Parliament of India
- Long title An Act further to amend the Government of National Capital Territory of Delhi Act, 1991. ;
- Citation: No. 19 of 2023
- Territorial extent: NCT of Delhi
- Passed by: Lok Sabha
- Passed: 3 August 2023
- Passed by: Rajya Sabha
- Passed: 7 August 2023
- Assented to by: President Droupadi Murmu
- Assented to: 11 August 2023
- Commenced: 19 May 2023 (Retrospectively)
- Repealed: 20 December 2025

Legislative history

Initiating chamber: Lok Sabha
- Introduced by: Union Home Minister, Amit Shah
- Introduced: 1 August 2023
- Passed: 3 August 2023
- Voting summary: (Voice Vote) Majority voted for;

Revising chamber: Rajya Sabha
- Passed: 7 August 2023
- Voting summary: 131 voted for; 102 voted against; None abstained;

Amends
- Government of National Capital Territory of Delhi Act, 1991

Repeals
- Government of National Capital Territory of Delhi (Amendment) Ordinance, 2023 (Ord. 1 of 2023)

Repealed by
- Repealing and Amending Act, 2025 (37 of 2025)

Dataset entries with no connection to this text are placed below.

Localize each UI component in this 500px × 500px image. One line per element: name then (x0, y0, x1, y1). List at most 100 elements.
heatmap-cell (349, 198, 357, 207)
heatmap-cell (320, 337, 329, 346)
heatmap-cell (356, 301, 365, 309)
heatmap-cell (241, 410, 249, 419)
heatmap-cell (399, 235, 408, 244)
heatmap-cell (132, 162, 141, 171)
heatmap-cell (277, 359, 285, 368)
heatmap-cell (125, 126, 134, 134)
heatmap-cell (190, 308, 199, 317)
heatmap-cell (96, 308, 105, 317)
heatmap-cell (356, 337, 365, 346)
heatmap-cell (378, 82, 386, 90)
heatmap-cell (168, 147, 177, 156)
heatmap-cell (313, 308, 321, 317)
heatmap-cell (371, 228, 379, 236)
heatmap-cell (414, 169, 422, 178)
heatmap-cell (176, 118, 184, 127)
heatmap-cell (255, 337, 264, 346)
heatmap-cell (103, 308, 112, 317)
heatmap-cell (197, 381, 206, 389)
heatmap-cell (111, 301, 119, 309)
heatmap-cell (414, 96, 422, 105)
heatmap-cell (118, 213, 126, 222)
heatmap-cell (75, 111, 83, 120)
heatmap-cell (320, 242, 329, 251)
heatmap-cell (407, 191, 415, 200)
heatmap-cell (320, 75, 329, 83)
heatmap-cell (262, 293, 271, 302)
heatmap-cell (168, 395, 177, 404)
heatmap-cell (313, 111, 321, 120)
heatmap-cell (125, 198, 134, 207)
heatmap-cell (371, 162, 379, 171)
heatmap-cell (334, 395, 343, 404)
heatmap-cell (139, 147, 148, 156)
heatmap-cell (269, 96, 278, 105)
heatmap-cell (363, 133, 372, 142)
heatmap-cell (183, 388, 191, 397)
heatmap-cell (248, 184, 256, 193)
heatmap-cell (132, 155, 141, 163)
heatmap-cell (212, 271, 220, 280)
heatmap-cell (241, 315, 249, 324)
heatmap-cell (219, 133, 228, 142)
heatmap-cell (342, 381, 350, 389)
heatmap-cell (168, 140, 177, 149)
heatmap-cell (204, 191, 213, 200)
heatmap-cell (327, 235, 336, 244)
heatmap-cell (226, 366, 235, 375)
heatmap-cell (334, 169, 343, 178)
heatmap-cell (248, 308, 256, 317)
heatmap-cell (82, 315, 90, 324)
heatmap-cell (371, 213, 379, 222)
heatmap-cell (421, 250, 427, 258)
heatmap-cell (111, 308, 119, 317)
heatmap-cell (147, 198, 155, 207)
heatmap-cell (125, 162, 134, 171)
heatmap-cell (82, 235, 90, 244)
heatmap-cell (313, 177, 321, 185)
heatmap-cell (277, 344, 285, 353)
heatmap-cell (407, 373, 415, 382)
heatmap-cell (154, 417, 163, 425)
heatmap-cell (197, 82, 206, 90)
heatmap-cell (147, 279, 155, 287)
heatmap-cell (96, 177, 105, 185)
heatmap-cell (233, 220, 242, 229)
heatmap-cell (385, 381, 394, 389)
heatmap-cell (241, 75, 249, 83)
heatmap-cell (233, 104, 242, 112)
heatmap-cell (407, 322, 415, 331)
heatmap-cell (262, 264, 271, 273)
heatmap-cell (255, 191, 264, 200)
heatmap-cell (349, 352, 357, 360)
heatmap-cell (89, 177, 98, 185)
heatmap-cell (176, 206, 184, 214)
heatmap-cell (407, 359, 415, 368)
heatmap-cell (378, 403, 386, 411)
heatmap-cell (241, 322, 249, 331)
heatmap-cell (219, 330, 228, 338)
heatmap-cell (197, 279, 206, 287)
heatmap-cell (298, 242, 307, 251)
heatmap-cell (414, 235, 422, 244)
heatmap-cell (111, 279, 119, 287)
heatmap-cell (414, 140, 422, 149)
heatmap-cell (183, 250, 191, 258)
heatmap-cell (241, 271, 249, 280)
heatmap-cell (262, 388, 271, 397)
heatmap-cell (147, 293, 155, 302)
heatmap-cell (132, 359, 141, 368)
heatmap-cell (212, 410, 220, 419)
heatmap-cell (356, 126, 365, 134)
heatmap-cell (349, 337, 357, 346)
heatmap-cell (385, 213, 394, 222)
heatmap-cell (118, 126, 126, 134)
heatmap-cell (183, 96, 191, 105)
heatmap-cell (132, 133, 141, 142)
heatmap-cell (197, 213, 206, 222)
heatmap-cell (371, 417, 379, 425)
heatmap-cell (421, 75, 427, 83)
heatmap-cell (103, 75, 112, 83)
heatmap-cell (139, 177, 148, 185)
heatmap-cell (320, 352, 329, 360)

Supreme Court of India cases
- Government of NCT of Delhi v. Union of India

Summary
- Establishes the National Capital Civil Services Authority, and thereby giving lieutenant governor the final say in all matters related to transfer and posting of civil servants in Delhi.

Keywords
- National Capital Civil Services Authority (NCCSA), Delhi Ordinance, NCTD Act, Delhi Services Act

= Government of National Capital Territory of Delhi (Amendment) Act, 2023 =

Law that extends the government's control of services

The Government of National Capital Territory of Delhi (Amendment) Act, 2023 also commonly known as Delhi Services Act, was an amendment that extends the Central Government's control of services and gives powers to the Lieutenant Governor of Delhi over the capital city's elected Government.

==Sequence of Events==

- 11 May 2023 A 5 judge Constitutional Bench of the Supreme Court ruled on the issue of who controls the bureaucracy in the national capital. The bench, headed by Chief Justice of India DY Chandrachud, held that the legislature (Elected Government) has control over bureaucrats in administration of services and control over officers' transfer and posting except in matters of public order, police and land.
- 19 May 2023 The Central Government responded by bringing an Ordinance on the issue which overturned the Supreme Court decision. The Government claimed that Delhi Government led by Arvind Kejriwal was hiding files and harassing officers related to vigilance matters.
- 3 August 2023 The Lok Sabha passed the bill by voice vote as BJP had a clear majority.
- 8 August 2023 The Rajya Sabha passed the bill by division voting, with 131 Ayes and 102 Noes.
- 11 August 2023 The Act became law (with retrospective application), when President Droupadi Murmu gave assent to the bill.

== National Capital Civil Services Authority ==

It is an administrative authority that will manage the Civil Services in Delhi. The authority will have 3 members- Chief Minister of Delhi, the Chief Secretary and the Principal Home Secretary. The meetings of this authority will be chaired by Chief Minister of Delhi. The decisions are taken by vote.

NCCSA gives the union government more power to take decisions regarding the tenure, salaries, allowances, powers, and duties of officers.

=== Role of CM in NCCSA ===
CM will chair the meetings of NCCSA and decide the meeting's day and date. He will be presiding over discussions in NCCSA.

=== Role of LG in NCCSA ===
LG will have final decision making authority. He can return files to NCCSA for reconsideration or can also take independent decisions for transfer and posting.